In platelets, the SLP76 adaptor scaffolds a signaling complex that activates platelets via two receptors: the GPVI immunoreceptor and the αIIbβ3 integrin. Three tyrosines at the SLP76 amino end—Y145, Y112, and Y128—constitute a major part of the molecule's business end. SLP76 works best in platelets when all three are phosphorylated, and mutations at all three tyrosines block platelet activation. Bezman et al. now find that the tyrosines selectively transmit signals from one or the other receptor.

This partiality became evident when the group created mutant mice defective either in Y145 or in both Y112 and Y128. Platelets from the Y145 mutants did not spread, aggregate, or degranulate—effects mediated by GPVI signals. These defects were associated with an inability to recruit and activate the known downstream molecules PLCγ2 and Vav1. These defects were milder in platelets from the dual mutant, which bound to both PLCγ2 and Vav1, but these cells were less sticky and did not form stable clots—effects attributed to αIIbβ3.

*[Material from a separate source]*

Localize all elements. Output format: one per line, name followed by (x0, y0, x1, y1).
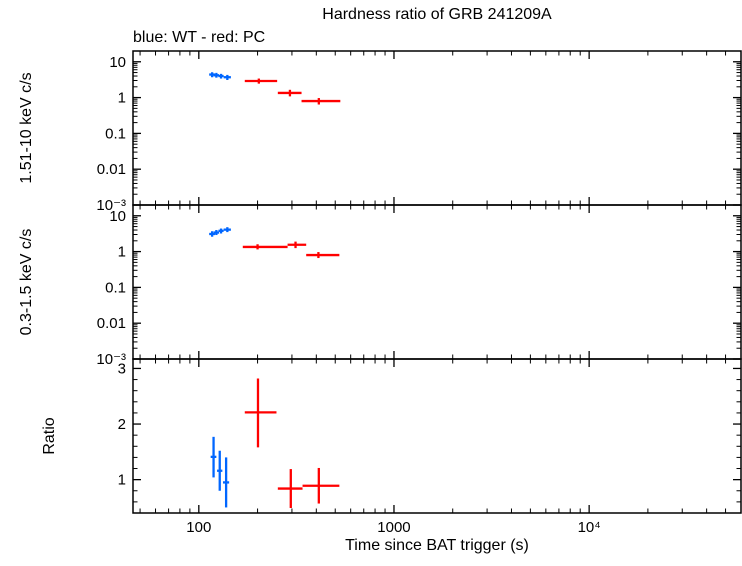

In T cells, mutations in any of the three SLP76 tyrosines cause defective T cell receptor signaling. But T cells that express two forms of SLP76—one mutated at Y112/128 and the other at Y145—remain functional, suggesting that the mutant SLP76s team up to recruit all the necessary molecules. Bezman et al. did not observe such complementation in platelets, however. T cells, which have many more immunoreceptors than platelets, might form larger signaling complexes in which different mutants are more likely to meet up and rescue each other.